Mapping against Ray Data Co

This is one of the highest-mapping Technically issues filed. Four direct connections:

  1. Productivity-paradox / “invisible AI economy” cluster. Gage’s piece is the historical-mechanism backbone for 2026-04-04-silent-sirens-import-ai (Jack Clark’s “Silent Sirens: AI Progress Becomes Invisible”) and for 2026-03-09-every-ai-time-consumption (Katie Parrott on AI consuming her time rather than freeing it). Clark argued the value-creation will be illegible to GDP/employment stats; Parrott shows the lived experience of integration-cost rise; Gage names why (kit stage + integration-cost asymmetry) and gives a 1903-Iowa-farmer worked example. The vault now has a complete causal story for the productivity paradox — surface-evidence (Clark), individual-felt experience (Parrott), historical mechanism (Gage). Worth a Sanity Check piece.

  2. Agent-deployer thesis as structural inevitability, not positioning bet. Gage’s bifurcation prediction — solo operators running “differentiated organizations of one” while the integrated middle hollows out — is the strongest non-RDCO statement of the agent-deployer thesis I’ve seen externally. Reinforces 2026-04-14-levie-agent-deployer-role-jd (Aaron Levie’s Agent Deployer JD) and 2026-04-29-tim-ferriss-elad-gil-ai-frontier-billion-dollar-companies (Elad Gil’s “units of cognitive labor” pricing frame). Gil’s four-criteria heuristic for billion-dollar AI companies sits one level up; Gage’s piece supplies the macroeconomic why underneath the venture-scale claim.

  3. Quality-gate-as-brain re-frame and the “kit stage.” RDCO’s MAC positioning (2026-04-15-commoncog-deming-paradox, 2026-04-15-commoncog-story-about-process-improvement, 2026-04-15-commoncog-limits-of-operational-excellence) sits in exactly the kit-stage/closure transition Gage describes. We are explicitly trying to take scattered operator practices (the analyst running MAC inside their own models in BAU time) and productize them into the integration machinery that closure phases require.

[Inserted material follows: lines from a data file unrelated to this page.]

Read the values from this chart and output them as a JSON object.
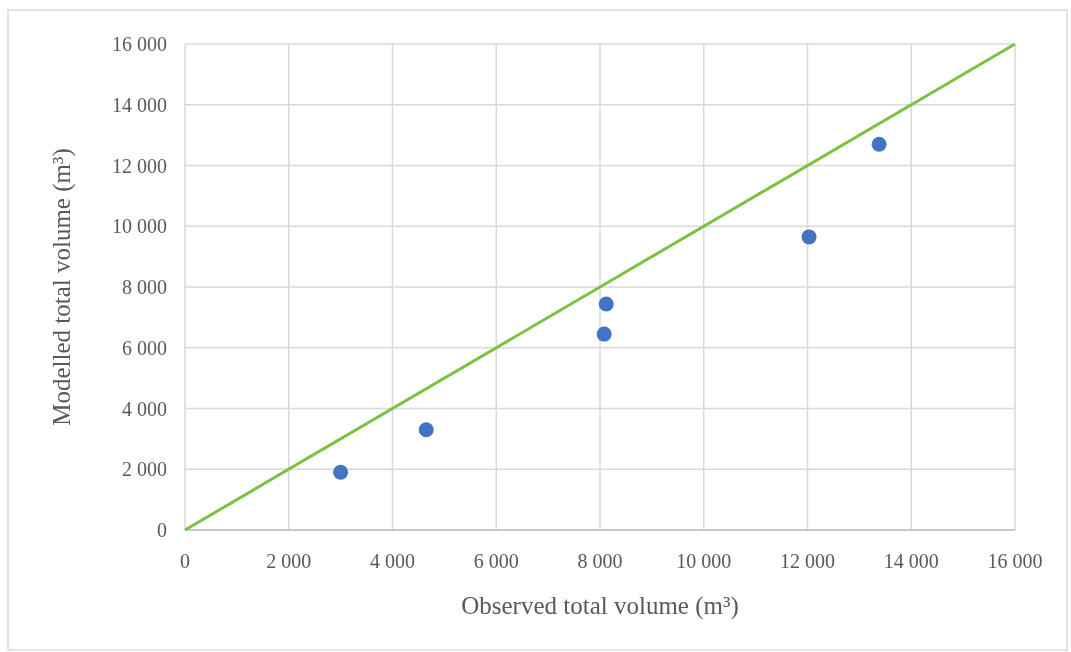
{
  "chart_data": {
    "type": "scatter",
    "xlabel": "Observed total volume (m³)",
    "ylabel": "Modelled total volume (m³)",
    "xlim": [
      0,
      16000
    ],
    "ylim": [
      0,
      16000
    ],
    "xticks": [
      0,
      {
        "value": 2000,
        "label": "2 000"
      },
      {
        "value": 4000,
        "label": "4 000"
      },
      {
        "value": 6000,
        "label": "6 000"
      },
      {
        "value": 8000,
        "label": "8 000"
      },
      {
        "value": 10000,
        "label": "10 000"
      },
      {
        "value": 12000,
        "label": "12 000"
      },
      {
        "value": 14000,
        "label": "14 000"
      },
      {
        "value": 16000,
        "label": "16 000"
      }
    ],
    "yticks": [
      0,
      {
        "value": 2000,
        "label": "2 000"
      },
      {
        "value": 4000,
        "label": "4 000"
      },
      {
        "value": 6000,
        "label": "6 000"
      },
      {
        "value": 8000,
        "label": "8 000"
      },
      {
        "value": 10000,
        "label": "10 000"
      },
      {
        "value": 12000,
        "label": "12 000"
      },
      {
        "value": 14000,
        "label": "14 000"
      },
      {
        "value": 16000,
        "label": "16 000"
      }
    ],
    "grid": true,
    "series": [
      {
        "marker": "circle",
        "color": "#4472c4",
        "x": [
          3000,
          4650,
          8080,
          8120,
          12030,
          13380
        ],
        "values": [
          1900,
          3300,
          6450,
          7440,
          9650,
          12700
        ]
      },
      {
        "type": "line",
        "color": "#7cc242",
        "x": [
          0,
          16000
        ],
        "values": [
          0,
          16000
        ],
        "line_style": "solid"
      }
    ]
  }
}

The piece sharpens the case that MAC’s value is not the gates themselves but the integration capability — turning kit-stage tacit skills into a flow-of-capital product, which is exactly Ford’s role with the tractor.

  4. Kit-stage invisibility validates the “vault as accumulated memory” architecture. Gage notes that kit-stage tinkering doesn’t get documented because “there is no time to waste on documentation” and the project may not be worth documenting anyway. This is a direct argument for ../04-tooling/rdco-state-ownership-architecture and the vault’s role as the exception — RDCO bets that capturing the tacit kit-stage learning is the moat. The vault is the integration-machinery prototype.

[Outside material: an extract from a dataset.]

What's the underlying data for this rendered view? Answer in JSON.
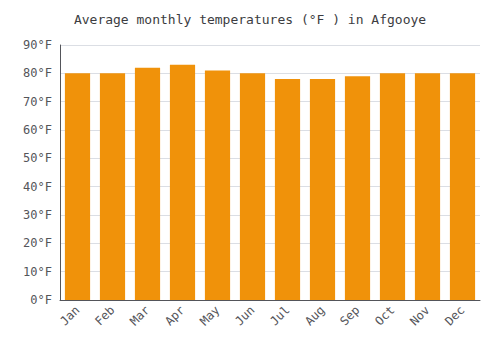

Where Gage is incomplete: he doesn’t address how the transition from kit-stage to closure actually happens inside any specific firm. Kline & Pinch describe Ford observing farmers and responding; the parallel today would be a hyperscaler observing solo operators’ LLM workflows and productizing them — which is happening (Anthropic Claude Code, OpenAI ChatGPT Agents) but the observation mechanism is murky. RDCO’s vault-driven approach is one bet on what makes the observation tractable. Worth flagging as an open question for cross-check work.

One contradiction-of-degree, not direction: Gage frames the bifurcation endpoint as inevitable. Elad Gil’s “units of cognitive labor” framing implies a more crowded venture-scale layer between the hyperscalers and the solo operators. Both could be right — agent-deployer service firms (mid-tier integrators) may emerge precisely because the integration cost is now affordable to ~10-person shops with the right tooling. RDCO is positioned in that gap.